I don’t see eye to eye with Cory Doctorow on many things, but he hit the nail full on with enshitification. I sometimes think that a lot of the public goods we take for granted today - utilities, infrastructure etc. - would follow the exact same pattern if they were not strictly regulated when privately owned.
If we find (parts of} the Internet to be a public good worth having, perhaps that should be the answer. And no, I didn’t think this through, but looking at both the prevalence of open source in the scaffolding that keeps “the Internet” up and running and the frankly abysmal rate of giving back from commercial entities (barring perhaps the politically motivated committees seeking control of roadmaps), I can’t help but think that we had a chance after the dot om bubble burst and we royally blew it.

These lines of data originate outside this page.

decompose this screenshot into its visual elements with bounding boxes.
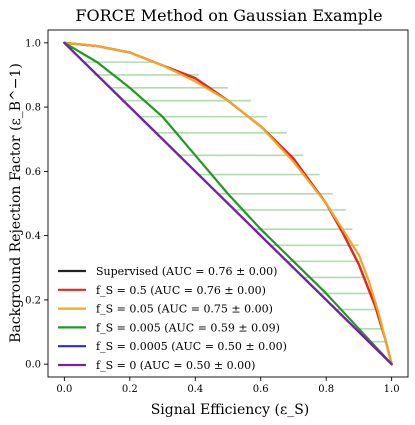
- x-axis: 0.0 0.2 0.4 0.6 0.8 1.0: [56, 377, 400, 395]
- legend-label-1: f_S = 0.5 (AUC = 0.76 ± 0.00): [96, 284, 266, 297]
- legend: Supervised (AUC = 0.76 ± 0.00) f_S = 0.5 …: [58, 265, 287, 372]
- x-tick-label: 0.4: [187, 384, 203, 395]
- x-tick-label: 0.6: [253, 384, 269, 395]
- y-axis-label: Background Rejection Factor (ε_B^−1): [8, 63, 24, 343]
- legend-label-0: Supervised (AUC = 0.76 ± 0.00): [96, 265, 277, 278]
- x-tick-label: 1.0: [384, 384, 400, 395]
- y-tick-label: 0.4: [25, 231, 41, 242]
- y-tick-label: 0.6: [25, 167, 41, 178]
- y-tick-label: 0.2: [25, 295, 41, 306]
- legend-label-3: f_S = 0.005 (AUC = 0.59 ± 0.09): [96, 321, 280, 334]
- x-tick-label: 0.0: [56, 384, 72, 395]
- legend-label-4: f_S = 0.0005 (AUC = 0.50 ± 0.00): [96, 340, 287, 353]
- y-axis: 0.0 0.2 0.4 0.6 0.8 1.0: [25, 38, 48, 371]
- legend-label-5: f_S = 0 (AUC = 0.50 ± 0.00): [96, 359, 255, 372]
- error-bars: [84, 61, 386, 343]
- y-tick-label: 0.0: [25, 360, 41, 371]
- chart-title: FORCE Method on Gaussian Example: [75, 6, 382, 25]
- x-tick-label: 0.8: [318, 384, 334, 395]
- y-tick-label: 1.0: [25, 38, 41, 49]
- series-line-3: [63, 41, 393, 366]
- series-line-2: [63, 41, 393, 366]
- series-lines: [63, 41, 393, 366]
- x-axis-label: Signal Efficiency (ε_S): [151, 402, 310, 418]
- x-tick-label: 0.2: [122, 384, 138, 395]
- plot-frame: [47, 29, 409, 378]
- series-line-5: [63, 41, 393, 366]
- y-tick-label: 0.8: [25, 103, 41, 114]
- legend-label-2: f_S = 0.05 (AUC = 0.75 ± 0.00): [96, 303, 273, 316]
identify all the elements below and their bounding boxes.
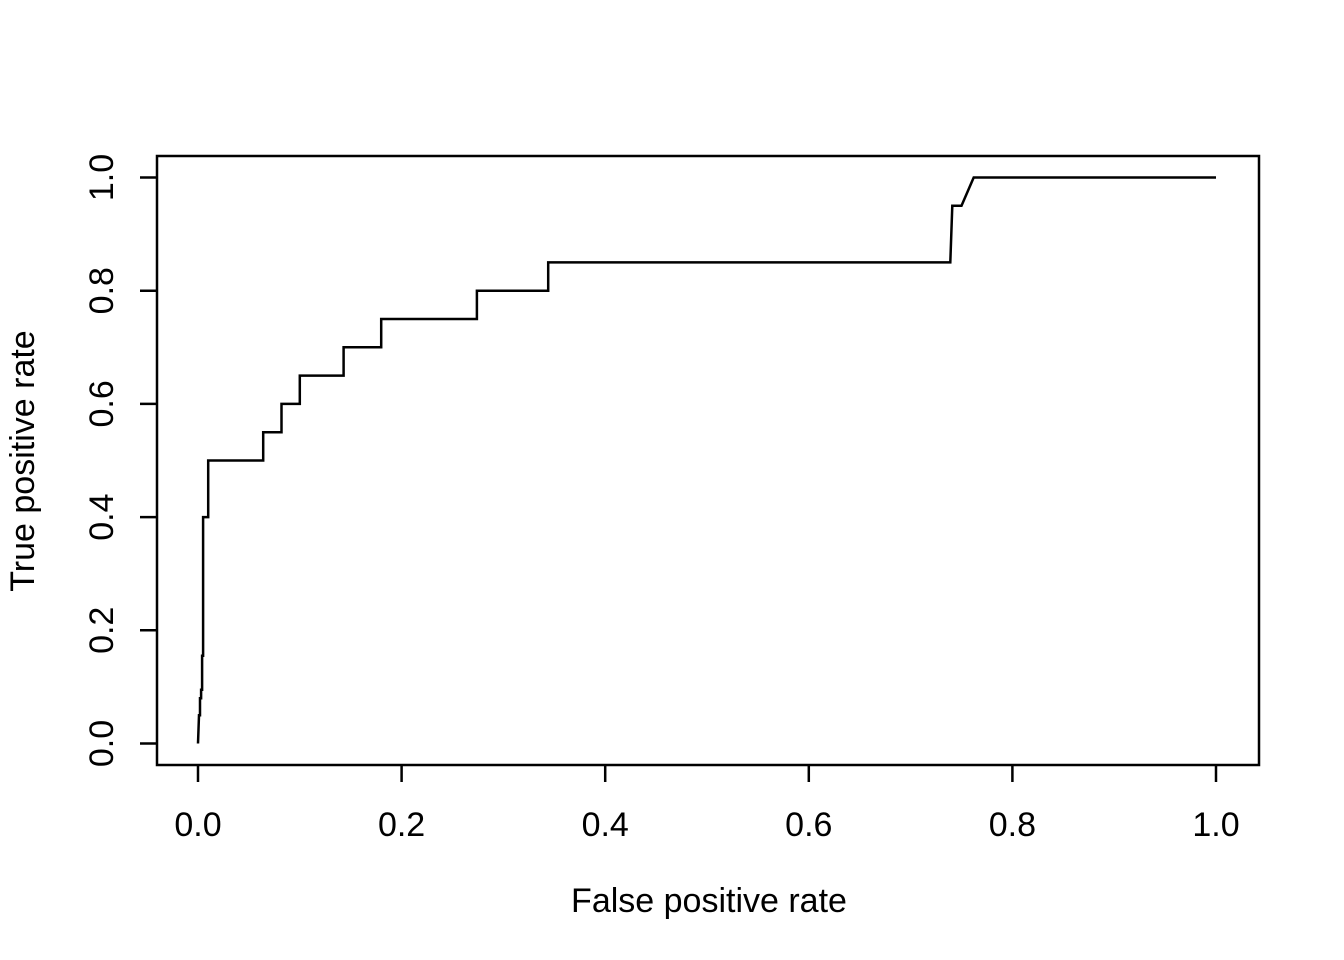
- x-tick-label: 1.0: [1192, 806, 1239, 844]
- y-tick-label: 0.4: [83, 493, 121, 540]
- y-axis-ticks: 0.0 0.2 0.4 0.6 0.8 1.0: [83, 154, 157, 767]
- y-tick-label: 0.6: [83, 380, 121, 427]
- x-tick-label: 0.0: [174, 806, 221, 844]
- x-tick-label: 0.6: [785, 806, 832, 844]
- y-tick-label: 0.0: [83, 720, 121, 767]
- y-tick-label: 1.0: [83, 154, 121, 201]
- roc-curve-line: [196, 176, 1216, 744]
- y-axis-title: True positive rate: [4, 330, 42, 591]
- x-tick-label: 0.8: [989, 806, 1036, 844]
- x-axis-ticks: 0.0 0.2 0.4 0.6 0.8 1.0: [174, 765, 1240, 844]
- plot-box: [155, 154, 1261, 767]
- y-tick-label: 0.2: [83, 607, 121, 654]
- y-tick-label: 0.8: [83, 267, 121, 314]
- x-axis-title: False positive rate: [571, 882, 847, 920]
- x-tick-label: 0.2: [378, 806, 425, 844]
- x-tick-label: 0.4: [582, 806, 629, 844]
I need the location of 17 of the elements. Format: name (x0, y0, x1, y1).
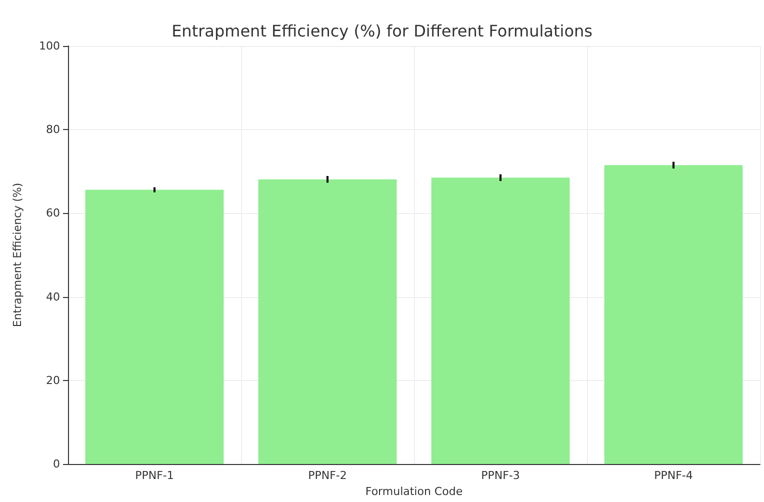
y-tick-label: 100 (39, 40, 60, 52)
x-axis-title: Formulation Code (365, 485, 463, 498)
y-tick-label: 60 (46, 206, 60, 220)
y-tick-label: 20 (46, 374, 60, 387)
y-tick-label: 0 (53, 458, 60, 470)
y-tick-label: 40 (46, 290, 60, 304)
x-tick-label: PPNF-4 (654, 469, 693, 482)
bar (85, 190, 224, 464)
y-tick-label: 80 (46, 123, 60, 136)
x-tick-label: PPNF-3 (481, 469, 520, 482)
bar (258, 179, 397, 464)
x-tick-label: PPNF-1 (135, 469, 174, 482)
chart-title: Entrapment Efficiency (%) for Different Formulations (172, 22, 592, 40)
y-axis-title: Entrapment Efficiency (%) (11, 182, 24, 328)
bar (431, 178, 570, 464)
bar (604, 165, 743, 464)
x-tick-label: PPNF-2 (308, 469, 347, 482)
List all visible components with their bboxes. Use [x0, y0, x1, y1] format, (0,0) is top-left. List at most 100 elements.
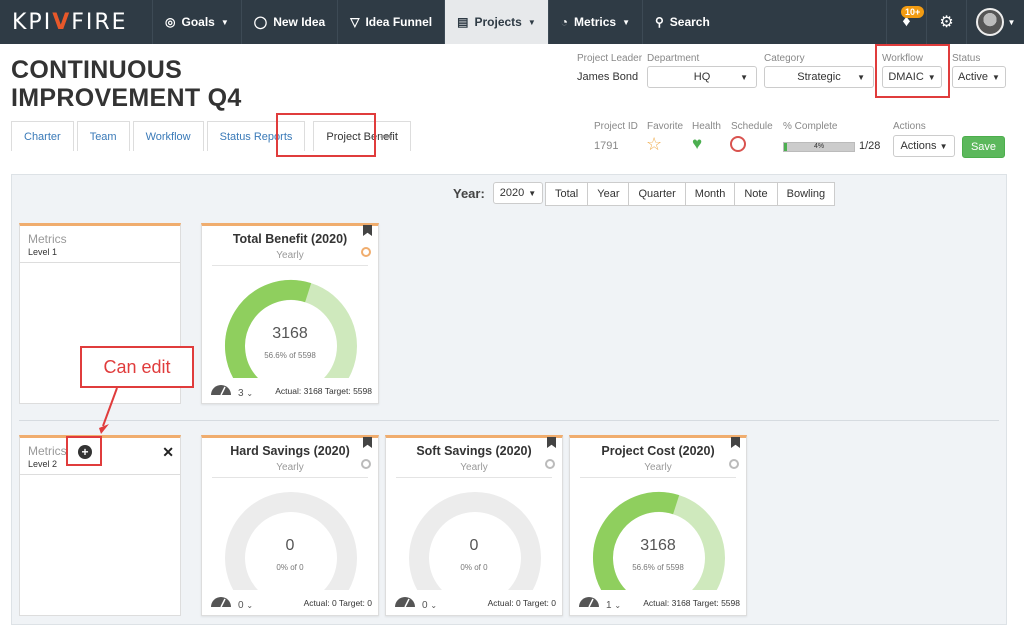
- nav-idea-funnel[interactable]: ▽ Idea Funnel: [337, 0, 444, 44]
- project-leader-value: James Bond: [577, 71, 639, 83]
- card-subtitle: Yearly: [212, 250, 368, 266]
- metric-card-total-benefit[interactable]: Total Benefit (2020) Yearly 3168 56.6% o…: [201, 223, 379, 404]
- chevron-down-icon: ▼: [220, 17, 229, 27]
- card-title: Hard Savings (2020): [230, 444, 350, 458]
- close-icon[interactable]: ✕: [162, 444, 174, 460]
- gauge-chart: [593, 492, 725, 590]
- tab-project-benefit[interactable]: Project Benefit: [313, 121, 411, 151]
- settings-button[interactable]: ⚙: [926, 0, 966, 44]
- actual-target: Actual: 0 Target: 0: [303, 598, 372, 608]
- card-subtitle: Yearly: [580, 462, 736, 478]
- target-icon[interactable]: [545, 459, 555, 469]
- category-select[interactable]: Strategic ▼: [764, 66, 874, 88]
- speedometer-icon[interactable]: [210, 380, 232, 396]
- tab-workflow[interactable]: Workflow: [132, 121, 204, 151]
- chevron-down-icon: ▼: [622, 17, 630, 27]
- compass-icon: ◎: [165, 15, 176, 29]
- percent-complete-label: % Complete: [783, 121, 838, 132]
- nav-projects[interactable]: ▤ Projects ▼: [444, 0, 548, 44]
- chevron-down-icon: ▼: [527, 17, 536, 27]
- notifications-button[interactable]: ♦ 10+: [886, 0, 926, 44]
- period-tabs: Total Year Quarter Month Note Bowling: [545, 182, 836, 206]
- bookmark-icon[interactable]: [547, 437, 556, 448]
- chevron-down-icon: ⌄: [430, 601, 438, 610]
- target-icon[interactable]: [361, 247, 371, 257]
- period-total[interactable]: Total: [545, 182, 589, 206]
- gauge-chart: [225, 280, 357, 378]
- period-quarter[interactable]: Quarter: [628, 182, 686, 206]
- department-select[interactable]: HQ ▼: [647, 66, 757, 88]
- divider: [20, 262, 180, 263]
- gauge-icon: ◔: [560, 15, 569, 29]
- actions-label: Actions: [893, 121, 926, 132]
- bookmark-icon[interactable]: [363, 437, 372, 448]
- status-label: Status: [952, 53, 981, 64]
- gear-icon: ⚙: [939, 14, 954, 31]
- sub-metric-count[interactable]: 3 ⌄: [238, 388, 254, 399]
- tab-charter[interactable]: Charter: [11, 121, 74, 151]
- target-icon[interactable]: [361, 459, 371, 469]
- gauge-chart: [225, 492, 357, 590]
- nav-metrics[interactable]: ◔ Metrics ▼: [547, 0, 642, 44]
- nav-goals[interactable]: ◎ Goals ▼: [152, 0, 241, 44]
- year-select[interactable]: 2020 ▼: [493, 182, 543, 204]
- projects-icon: ▤: [457, 15, 469, 29]
- period-note[interactable]: Note: [734, 182, 778, 206]
- status-select[interactable]: Active ▼: [952, 66, 1006, 88]
- save-button[interactable]: Save: [962, 136, 1005, 158]
- metric-card-project-cost[interactable]: Project Cost (2020) Yearly 3168 56.6% of…: [569, 435, 747, 616]
- metric-card-soft-savings[interactable]: Soft Savings (2020) Yearly 0 0% of 0 Act…: [385, 435, 563, 616]
- progress-fill: [784, 143, 787, 151]
- add-metric-icon[interactable]: +: [78, 445, 92, 459]
- department-label: Department: [647, 53, 700, 64]
- gauge-track: [409, 492, 541, 590]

Just imagine, an Internet built on universities and libraries nodes, much uglier, sure, but with built-in privacy controls and no unwanted ads in sight. I like to think Wikipedia would still be here, but Facebook would have been this weird niche pervy site that Harvard grads kinda vaguely reminisce about at their 20 year reunion. We’d all be shooting the shit on 50+ forums instead of here, but it would be just as fun.
On second thought just ignore me, that ship has sailed long ago. But maybe donate a few bucks here and there to your favourite open source tools if you can afford it. It might not turn the tide, but every little bit helps.
Sorry for the wall of text, guess I’m just getting a bit nostalgic.

Ah, the good old all natural days… In the middle ages the infant mortality rate was 30% for babies up to 1 year, but hey, at least they lived to the ripe old age of 50.